Preço da soja registra queda no mercado físico e sinaliza estabilidade para 2026 no mercado futuro. Entenda os fatores que influenciam essa dinâmica
O começo de 2026 trouxe um aperto conhecido para quem acompanha o preço da soja de perto. No mercado físico, os valores cederam e já ficam abaixo do que o produtor via no mesmo período do ano passado. Para quem tem soja para vender agora, a conta ficou mais justa. Para quem olha 2026 à frente, o mercado futuro indica um cenário de pouca reação, com preços andando de lado.
Na prática, isso significa margem pressionada e necessidade de mais cautela na hora de fechar negócio. O produtor sente no bolso, especialmente quem ainda carrega custo alto de insumo da safra passada ou depende de venda no spot para fazer caixa.
Bolso do produtor
Os números do Cepea mostram bem o tamanho da queda. Entre o fim de 2025 e a parcial de janeiro, até o dia 21, a soja perdeu 8,4% do valor. Em Paranaguá, houve negócios abaixo de R$130 por saca em alguns momentos, patamar que não anima ninguém.
A média de janeiro, até o dia 21, ficou em R$133,2 por saca. É o menor valor nominal desde maio de 2025 e ainda abaixo do registrado em janeiro do ano passado, quando a média era de R$134,6. Pode parecer diferença pequena, mas no volume de uma safra inteira, qualquer real a menos pesa.

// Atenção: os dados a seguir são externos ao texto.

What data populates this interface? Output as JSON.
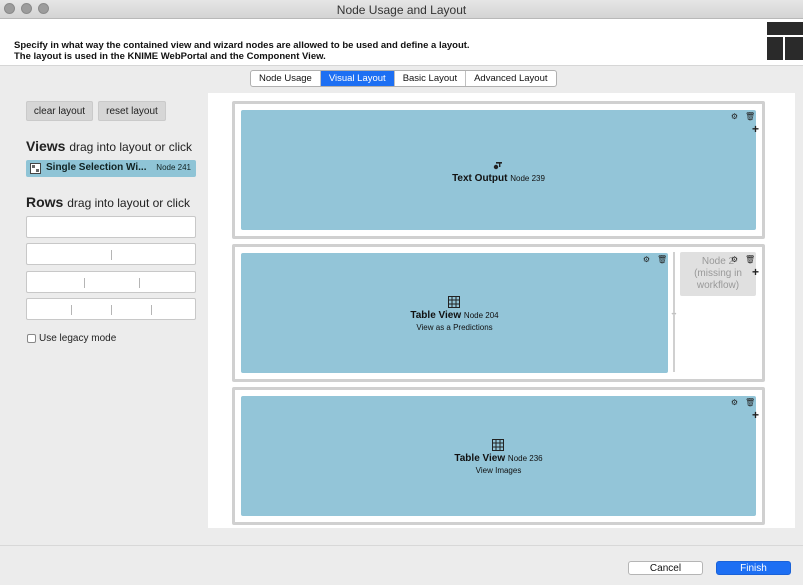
{
  "window": {
    "title": "Node Usage and Layout"
  },
  "header": {
    "line1": "Specify in what way the contained view and wizard nodes are allowed to be used and define a layout.",
    "line2": "The layout is used in the KNIME WebPortal and the Component View."
  },
  "tabs": [
    {
      "label": "Node Usage",
      "active": false
    },
    {
      "label": "Visual Layout",
      "active": true
    },
    {
      "label": "Basic Layout",
      "active": false
    },
    {
      "label": "Advanced Layout",
      "active": false
    }
  ],
  "left": {
    "clear_label": "clear layout",
    "reset_label": "reset layout",
    "views_title": "Views",
    "views_hint": "drag into layout or click",
    "views": [
      {
        "name": "Single Selection Wi...",
        "node": "Node 241"
      }
    ],
    "rows_title": "Rows",
    "rows_hint": "drag into layout or click",
    "legacy_label": "Use legacy mode",
    "legacy_checked": false
  },
  "layout": {
    "cells": [
      {
        "title": "Text Output",
        "node": "Node 239",
        "subtitle": ""
      },
      {
        "title": "Table View",
        "node": "Node 204",
        "subtitle": "View as a Predictions"
      },
      {
        "title": "Table View",
        "node": "Node 236",
        "subtitle": "View Images"
      }
    ],
    "missing": {
      "line1": "Node 2",
      "line2": "(missing in",
      "line3": "workflow)"
    }
  },
  "footer": {
    "cancel_label": "Cancel",
    "finish_label": "Finish"
  },
  "colors": {
    "accent": "#1d6ff3",
    "cell": "#93c5d8"
  }
}
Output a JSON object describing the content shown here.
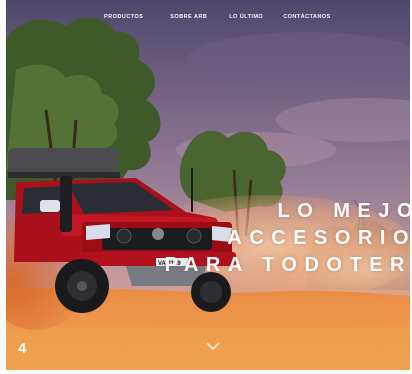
{
  "nav": {
    "items": [
      {
        "label": "PRODUCTOS"
      },
      {
        "label": "SOBRE ARB"
      },
      {
        "label": "LO ÚLTIMO"
      },
      {
        "label": "CONTÁCTANOS"
      }
    ]
  },
  "hero": {
    "lines": [
      "LO MEJO",
      "ACCESORIO",
      "PARA TODOTER"
    ]
  },
  "slide": {
    "number": "4"
  },
  "icons": {
    "scroll": "chevron-down-icon"
  },
  "colors": {
    "sky_top": "#5a4f75",
    "sky_mid": "#9a7f96",
    "dust": "#e07a3a",
    "sand": "#f09a46",
    "truck_red": "#b3121e",
    "text": "#ffffff"
  },
  "vehicle": {
    "plate": "VA 3199"
  }
}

No balcão, o produtor percebe mais exigência das tradings, spreads mais abertos e menos espaço para negociação. Quem conseguiu travar parte da produção antes dessa virada de ano respira um pouco melhor. Quem ficou exposto sente a pressão.
Exportação em alta
Um ponto que chama atenção é que a queda de preço não veio por falta de escoamento. Pelo contrário. As exportações brasileiras de soja avançaram forte na primeira metade de janeiro de 2026 quando comparadas ao mesmo período de 2025.
Nos primeiros 11 dias úteis de janeiro, a média diária de embarques chegou a 118,85 mil toneladas. Isso representa um salto de 144,6% em relação à média diária de janeiro do ano passado, que foi de 48,59 mil toneladas. Volume não falta.
Mesmo com navio saindo carregado, o mercado não reagiu. Isso mostra que o problema está menos na demanda imediata e mais no cenário global de oferta. Quando o mundo espera soja sobrando, o comprador se dá ao luxo de pagar menos.
Dólar e Chicago
O comportamento da soja em dólar ajuda a entender esse movimento. No início de 2026, a cotação internacional também caiu e voltou a trabalhar pouco acima de US$23 por saca. Esse valor fica muito próximo do que o mercado futuro projeta para os vencimentos ao longo do ano.
Com isso, o produtor brasileiro fica duplamente pressionado. Se o dólar não ajuda e Chicago não reage, o preço interno perde sustentação. Mesmo quem exporta sente o impacto, porque a referência internacional entra direto na formação do preço.
Para quem acompanha tela e câmbio todo dia, fica claro que o mercado está sem força para arrancadas. O ambiente é de espera, com compradores tranquilos e vendedores testando o mercado aos poucos.
Oferta mundial cresce
O pano de fundo dessa história está na produção global. A estimativa para a safra mundial 2025/26 foi revisada para cima em janeiro, chegando a 425,68 milhões de toneladas. É um volume muito próximo do colhido na temporada anterior.
Mais soja no mundo significa disputa maior entre exportadores e menor urgência do comprador. E não é só produção. Os estoques globais também aumentaram. A projeção aponta 124,41 milhões de toneladas guardadas ao fim da safra 2025/26.
Esse número representa alta de 1,7% sobre a estimativa anterior e ainda supera o volume de 2024/25, que já havia sido elevado. Estoque cheio costuma ser sinônimo de preço travado, principalmente no curto e médio prazo.
O que esperar 2026
O mercado futuro da soja indica estabilidade em relação aos preços atuais para os contratos ao longo de 2026. Não há sinal claro de recuperação forte, mas também não aparece, por enquanto, um cenário de queda abrupta.
Para o produtor, isso pede planejamento fino. Travar custo, olhar bem o fluxo de caixa e aproveitar oportunidades pontuais pode fazer diferença no resultado final. Quem espera grandes altas pode acabar frustrado.
Vale observar que o milho segue caminho parecido, com preços em queda tanto no físico quanto no futuro neste início de ano. Isso reforça a leitura de que o momento das commodities agrícolas é de ajuste, não de euforia.
Em um cenário assim, informação vira ferramenta de trabalho. Acompanhar mercado, entender os números e decidir com calma ajuda a atravessar esse período com menos susto e mais controle sobre a operação.